Sorry, the closest we have to a remediation fairy is DD and Frank and
having met both of them, I don't expect to see either wearing a pink
tutu, hopping around, waving a wand with a star on it.

> To dig down to the bottom of the barrel and dig out the ugliest and
> rottenest apple, and then say "we are in trouble because they are all like
> this" is utterly ridiculous. This technique has been used most effectively
> by Paul Milne (who, I'm happy to say, I kill-filed months ago).

No-no, lookit, Dave Iancino's BankBoston, they went public in Newsweek,
June 2, 1997. They've been pressing hard since. They missed the
December 31, 1998 deadline but have been on the radio saying that they
hope to be done sometime this spring.

Wendell Ito's Hawaiian Electric, not done yet, also written up in the
June 2, 1997 Newsweek. Will be done soon, they hope.
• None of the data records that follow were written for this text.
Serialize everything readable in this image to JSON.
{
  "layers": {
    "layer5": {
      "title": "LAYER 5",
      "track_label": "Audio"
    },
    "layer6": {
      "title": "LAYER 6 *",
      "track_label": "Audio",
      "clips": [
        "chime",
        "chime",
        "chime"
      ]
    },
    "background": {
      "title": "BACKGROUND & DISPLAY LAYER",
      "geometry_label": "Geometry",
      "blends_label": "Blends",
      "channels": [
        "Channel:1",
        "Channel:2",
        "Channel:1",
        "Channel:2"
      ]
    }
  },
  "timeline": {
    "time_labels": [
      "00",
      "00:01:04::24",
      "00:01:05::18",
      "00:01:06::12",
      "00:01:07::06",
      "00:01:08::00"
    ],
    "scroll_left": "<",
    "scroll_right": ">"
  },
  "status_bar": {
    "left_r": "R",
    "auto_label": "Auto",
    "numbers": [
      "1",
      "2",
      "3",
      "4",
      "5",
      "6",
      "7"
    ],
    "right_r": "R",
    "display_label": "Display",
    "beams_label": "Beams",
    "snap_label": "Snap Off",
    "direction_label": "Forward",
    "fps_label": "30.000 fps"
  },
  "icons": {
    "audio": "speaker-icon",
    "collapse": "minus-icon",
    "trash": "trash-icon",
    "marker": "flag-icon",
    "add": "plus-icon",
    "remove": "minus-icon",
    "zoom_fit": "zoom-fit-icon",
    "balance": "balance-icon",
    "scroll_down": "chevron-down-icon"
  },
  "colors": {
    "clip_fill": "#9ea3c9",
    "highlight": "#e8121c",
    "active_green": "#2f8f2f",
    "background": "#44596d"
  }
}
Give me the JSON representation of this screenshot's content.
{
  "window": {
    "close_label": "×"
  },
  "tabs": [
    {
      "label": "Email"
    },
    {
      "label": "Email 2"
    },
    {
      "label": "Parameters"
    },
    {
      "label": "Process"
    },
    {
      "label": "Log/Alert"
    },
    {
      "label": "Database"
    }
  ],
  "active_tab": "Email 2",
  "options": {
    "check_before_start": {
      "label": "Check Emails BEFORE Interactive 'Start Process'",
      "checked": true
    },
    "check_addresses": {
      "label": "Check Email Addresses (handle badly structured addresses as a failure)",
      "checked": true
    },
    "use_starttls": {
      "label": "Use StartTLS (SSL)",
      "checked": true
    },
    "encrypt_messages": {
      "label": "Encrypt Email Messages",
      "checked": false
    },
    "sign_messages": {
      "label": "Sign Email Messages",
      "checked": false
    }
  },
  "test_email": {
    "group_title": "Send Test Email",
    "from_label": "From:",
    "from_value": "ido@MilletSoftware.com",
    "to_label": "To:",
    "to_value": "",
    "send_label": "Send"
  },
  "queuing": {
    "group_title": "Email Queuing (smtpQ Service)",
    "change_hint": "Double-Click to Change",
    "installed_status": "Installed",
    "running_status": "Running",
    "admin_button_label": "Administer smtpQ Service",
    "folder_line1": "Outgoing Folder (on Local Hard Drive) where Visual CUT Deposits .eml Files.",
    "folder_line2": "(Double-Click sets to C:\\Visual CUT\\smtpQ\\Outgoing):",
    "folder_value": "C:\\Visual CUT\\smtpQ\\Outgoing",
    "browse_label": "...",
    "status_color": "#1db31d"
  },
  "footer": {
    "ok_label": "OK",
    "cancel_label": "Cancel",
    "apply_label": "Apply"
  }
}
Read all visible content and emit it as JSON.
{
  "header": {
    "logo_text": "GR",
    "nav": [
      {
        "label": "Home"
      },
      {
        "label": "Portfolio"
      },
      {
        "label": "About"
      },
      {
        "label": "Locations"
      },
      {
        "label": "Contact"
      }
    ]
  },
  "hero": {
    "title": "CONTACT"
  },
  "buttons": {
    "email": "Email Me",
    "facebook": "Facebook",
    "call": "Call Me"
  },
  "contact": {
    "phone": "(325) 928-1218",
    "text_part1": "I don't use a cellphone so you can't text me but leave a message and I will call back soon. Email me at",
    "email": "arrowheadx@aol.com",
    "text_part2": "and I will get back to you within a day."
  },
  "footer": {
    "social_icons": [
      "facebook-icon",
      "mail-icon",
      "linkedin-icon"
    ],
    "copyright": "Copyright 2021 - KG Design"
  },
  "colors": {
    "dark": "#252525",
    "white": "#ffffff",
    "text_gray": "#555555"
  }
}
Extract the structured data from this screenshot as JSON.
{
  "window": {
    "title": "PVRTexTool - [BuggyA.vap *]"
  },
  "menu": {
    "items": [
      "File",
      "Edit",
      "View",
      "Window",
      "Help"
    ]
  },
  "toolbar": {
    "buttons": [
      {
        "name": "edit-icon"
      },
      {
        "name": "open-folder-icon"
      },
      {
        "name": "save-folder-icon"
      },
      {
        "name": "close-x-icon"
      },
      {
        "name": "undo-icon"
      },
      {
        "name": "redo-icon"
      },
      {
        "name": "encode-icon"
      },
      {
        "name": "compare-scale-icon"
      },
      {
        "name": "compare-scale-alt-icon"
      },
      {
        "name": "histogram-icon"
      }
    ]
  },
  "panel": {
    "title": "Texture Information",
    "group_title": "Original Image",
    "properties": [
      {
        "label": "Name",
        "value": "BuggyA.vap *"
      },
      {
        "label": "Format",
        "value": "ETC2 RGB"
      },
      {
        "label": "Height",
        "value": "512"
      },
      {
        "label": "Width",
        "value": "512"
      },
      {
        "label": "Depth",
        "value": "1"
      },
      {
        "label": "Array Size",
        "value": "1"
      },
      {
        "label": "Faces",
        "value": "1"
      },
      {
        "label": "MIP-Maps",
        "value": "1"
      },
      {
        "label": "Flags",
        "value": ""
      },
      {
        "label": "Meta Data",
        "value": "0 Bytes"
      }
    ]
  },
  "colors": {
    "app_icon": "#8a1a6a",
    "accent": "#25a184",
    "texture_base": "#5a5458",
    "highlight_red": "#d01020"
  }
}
USAA Insurance, they invented the term "Time Machine", where are they
now?

Those are the leaders. As for the rest of them, please feel free to
defend them. I can't.

> Unfortunately, Cory's technique is consistent with this doomish world view,
> which by now might even have hundreds of people doing the adult version of
> hiding under their blankies in fear of the Y2k bogeyman.
>
> The bottom line is this: citing specific examples of problems, and then
> saying or implying that it is going to be like this everywhere in an utterly
> groundless leap of faith; these people are doing nothing other than
> propagandizing the issues.

You got it bass-akwards.

USAA, BankBoston, Hawaiian Electric are indicators of the scope of the
problem. Nothing more. Go public, break a major sweat, press hard for
years, and still miss December 31, 1998.

PhyCor and Oxford Medical are proof that some things can't be fixed by
two geeks and VB. It simply negates the hallucination of "Fix on
Failure."

The astounding failure to make December 31, 1998, leaving all of 1999
for testing is an indicator as to where the overall industry is. I can
mutter about Ray So-Long and Jane Gravy-Train but that's like kicking
the mentally handicapped.

The rest of the analysis, that we're hosed big-time, I leave as an
exercise for the student.

> -JG

As to where this leads? That is what I don't know. Fire-fights in the
streets using fine quality, domestic manufactured assault rifles? A
pandemic as sanitation, water, and medical services break down? A 2nd
dustbowl, which I suspect most prole's believe was caused by the stock
market crash. I think the dustbowl is related to vagaries in the solar
wind and Cycle 23 may initiate a major drought.

It's time to get over the idea that the systems can be fixed or that
the failures won't be *that* bad or *that* widespread.

cory hamasaki 297 Days, 7,133 Hours, kiyoinc.com
The next WRP will be a special print issue going to all subscribers.